1. Tinjauan Umum Tentang Perjanjian
a. Pengertian Perjanjian
Perjanjian atau overenkomst mengandung pengertian suatu hubungan hukum kekayaan/ harta benda antara dua orang atau lebih yang memberi kekuatan hak pada satu pihak untuk memperoleh
prestasi dan sekaligus mewajibkan pada pihak lain untuk menunaikan prestasi (M. Yahya Harahap, 1986: 6). Dalam hal ini dapat diketahui bahwa hubungan hukum dalam perjanjian bukanlah suatu hubungan hukum yang timbul dengan sendirinya namun hubungan itu timbul oleh adanya “tindakan hukum/ rechtshandeling”. Tindakan-tindakan yang dilakukan oleh berbagai pihak menimbulkan hubungan hukum perjanjian, sehingga terhadap satu pihak memperoleh “hak/ recht” atas
sebuah prestasi dan pihak lain mempunyai kewajiban untuk menyerahkan prestasi. Apabila salah satu pihak tidak menyerahkan prestasinya sesuai yang telah disepakati bersama maka dianggap telah
melanggar perjanjian dan akan dikenai sanksi sesuai yang telah disepakati bersama. Pada umumnya perjanjian tidak terikat kepada sesuatu bentuk tertentu. Perjanjian dapat dibuat secara lisan dan tertulis, dimana apabila sebuah perjanjian dibuat secara tertulis maka perjanjian ini dapat dipergunakan sebagai alat pembuktian apabila terjadi perselisihan. Namun untuk beberapa perjanjian, undang-undang menentukan bentuk tertentu, apabila bentuk itu tidak dituruti maka perjanjian itu dianggap tidak sah. Dengan demikian bentuk tertulis tadi tidaklah hanya semata-mata merupakan alat pembuktian saja, tetapi merupakan syarat adanya (bestaanwaarde)perjanjian (Mariam Darus
Badrulzaman, 1994: 18).
b. Subyek Perjanjian
Perjanjian timbul karena adanya hubungan hukum kekayaan antara dua orang atau lebih, sehingga dalam hal ini pendukung perjanjian sekurang-kurangnya harus ada dua orang tertentu. Dalam
hal ini orang yang membuat perjanjian dikatakan sebagai subyek perjanjian, dimana salah satu pihak menjadi pihak kreditur dan pihak lain menjadi pihak debitur. Kreditur mempunyai hak atas prestasi dan debitur wajib memenuhi pelaksanaan prestasi. Kreditur sebagai penerima prestasi terdiri dari:
a) Individu sebagai persoonyang bersangkutan.
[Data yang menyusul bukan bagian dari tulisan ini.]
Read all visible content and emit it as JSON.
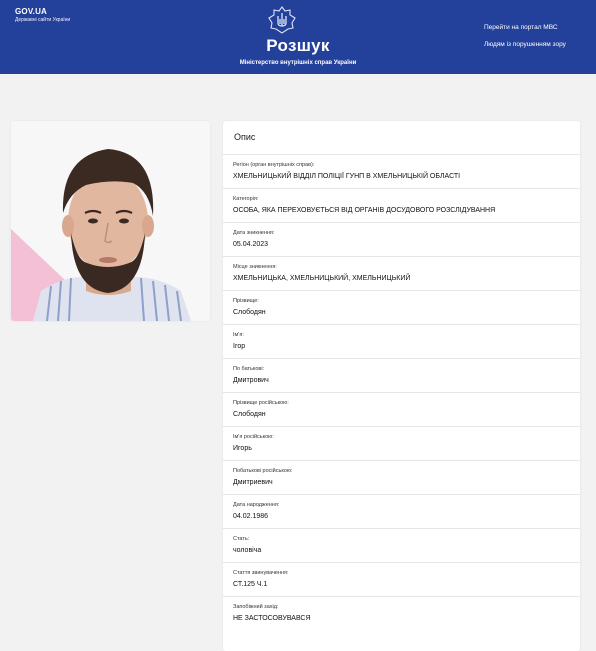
{
  "header": {
    "gov_title": "GOV.UA",
    "gov_subtitle": "Державні сайти України",
    "emblem_icon": "trident-emblem-icon",
    "title": "Розшук",
    "subtitle": "Міністерство внутрішніх справ України",
    "nav": [
      {
        "label": "Перейти на портал МВС"
      },
      {
        "label": "Людям із порушенням зору"
      }
    ],
    "bg_color": "#23409a"
  },
  "photo": {
    "icon": "person-photo"
  },
  "details": {
    "title": "Опис",
    "fields": [
      {
        "label": "Регіон (орган внутрішніх справ):",
        "value": "ХМЕЛЬНИЦЬКИЙ ВІДДІЛ ПОЛІЦІЇ ГУНП В ХМЕЛЬНИЦЬКІЙ ОБЛАСТІ"
      },
      {
        "label": "Категорія:",
        "value": "ОСОБА, ЯКА ПЕРЕХОВУЄТЬСЯ ВІД ОРГАНІВ ДОСУДОВОГО РОЗСЛІДУВАННЯ"
      },
      {
        "label": "Дата зникнення:",
        "value": "05.04.2023"
      },
      {
        "label": "Місце зникнення:",
        "value": "ХМЕЛЬНИЦЬКА, ХМЕЛЬНИЦЬКИЙ, ХМЕЛЬНИЦЬКИЙ"
      },
      {
        "label": "Прізвище:",
        "value": "Слободян"
      },
      {
        "label": "Ім'я:",
        "value": "Ігор"
      },
      {
        "label": "По батькові:",
        "value": "Дмитрович"
      },
      {
        "label": "Прізвище російською:",
        "value": "Слободян"
      },
      {
        "label": "Ім'я російською:",
        "value": "Игорь"
      },
      {
        "label": "Побатькові російською:",
        "value": "Дмитриевич"
      },
      {
        "label": "Дата народження:",
        "value": "04.02.1986"
      },
      {
        "label": "Стать:",
        "value": "чоловіча"
      },
      {
        "label": "Стаття звинувачення:",
        "value": "СТ.125 Ч.1"
      },
      {
        "label": "Запобіжний захід:",
        "value": "НЕ ЗАСТОСОВУВАВСЯ"
      }
    ]
  }
}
b) Seseorang atas keadaan tertentu mempergunakan kedudukan/ hak orang lain.
c) Persoonyang dapat diganti. Sedangkan debitur terdiri dari:
a) Individu sebagai persoonyang bersangkutan
b) Seseorang atas kedudukan atau keadaan tertentu bertindak atas orang tertentu.
c) Seseorang yang dapat diganti menggantikan kedudukan debitur semula, baik atas dasar bentuk perjanjian maupun izin dan persetujuan kreditur (Yahya Harahap, 1986: 15-17). KUH Perdata membedakan tiga golongan yang tersangkut pada perjanjian, yaitu:
1) Para pihak yang mengadakan perjanjian itu sendiri.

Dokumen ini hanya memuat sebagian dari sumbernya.